The First Major Shift from individual to household income came with the introduction of the Joint Return (1948). This is the most significant change that moved the system toward considering household resources. If the husband was in a high income tax bracket, his wife, with even just a part-time job was now taxed at his rate. Many began to see this as a major reason there were stay-at-home-moms for it did not pay to get a simple job to stay busy.
Prior to 1948, they assumed passive income from investments could be shared with each spouse filing separately, reporting only their own income. This created a major disparity because residents of community property states (where income is legally considered jointly owned) could split income between two returns, lowering their total tax bill compared to identical-income couples in common-law property states. This drove the Democrats delirious. OMG, they could beat us out of some money.
Revenue Act of 1948 was intended to resolve this inequity or loophole and also to provide a benefit to married couples is how they sold the idea. Congress created the joint return. This allowed a married couple to combine their incomes, be taxed on the total, but use a tax schedule with brackets exactly twice as wide as those for a single individual. This is known as income splitting. It effectively created a “household” tax unit for married couples, though it was still an option (they could still file separately).
Consolidation of the “Household” Concept (Post-1948)

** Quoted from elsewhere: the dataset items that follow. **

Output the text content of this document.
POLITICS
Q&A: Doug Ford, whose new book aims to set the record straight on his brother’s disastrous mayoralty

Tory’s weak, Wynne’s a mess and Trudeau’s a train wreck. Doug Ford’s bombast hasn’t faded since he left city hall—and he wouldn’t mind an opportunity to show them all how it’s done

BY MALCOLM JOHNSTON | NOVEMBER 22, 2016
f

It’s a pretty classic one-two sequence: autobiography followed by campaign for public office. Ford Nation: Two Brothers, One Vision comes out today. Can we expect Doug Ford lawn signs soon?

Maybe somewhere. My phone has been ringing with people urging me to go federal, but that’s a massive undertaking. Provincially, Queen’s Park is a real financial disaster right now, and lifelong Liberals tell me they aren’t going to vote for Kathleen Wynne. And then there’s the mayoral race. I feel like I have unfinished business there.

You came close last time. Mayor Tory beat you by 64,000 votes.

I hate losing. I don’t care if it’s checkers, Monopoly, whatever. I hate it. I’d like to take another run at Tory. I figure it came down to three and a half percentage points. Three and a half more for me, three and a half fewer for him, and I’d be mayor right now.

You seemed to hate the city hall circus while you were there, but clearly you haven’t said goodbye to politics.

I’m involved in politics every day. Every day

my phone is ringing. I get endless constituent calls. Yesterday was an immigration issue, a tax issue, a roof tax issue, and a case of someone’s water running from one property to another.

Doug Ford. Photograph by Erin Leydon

The 1948 law established married couples as a tax unit. Subsequent changes refined how different household structures are treated:
1969: The “marriage penalty” emerged. To address the fact that two single individuals could sometimes pay less tax than a married couple with the same combined income, Congress created a new tax schedule for single filers that was less favorable than half the married brackets. This formally established different tax treatments for different household/filing statuses (Single, Married Filing Jointly, Married Filing Separately, and later Head of Household).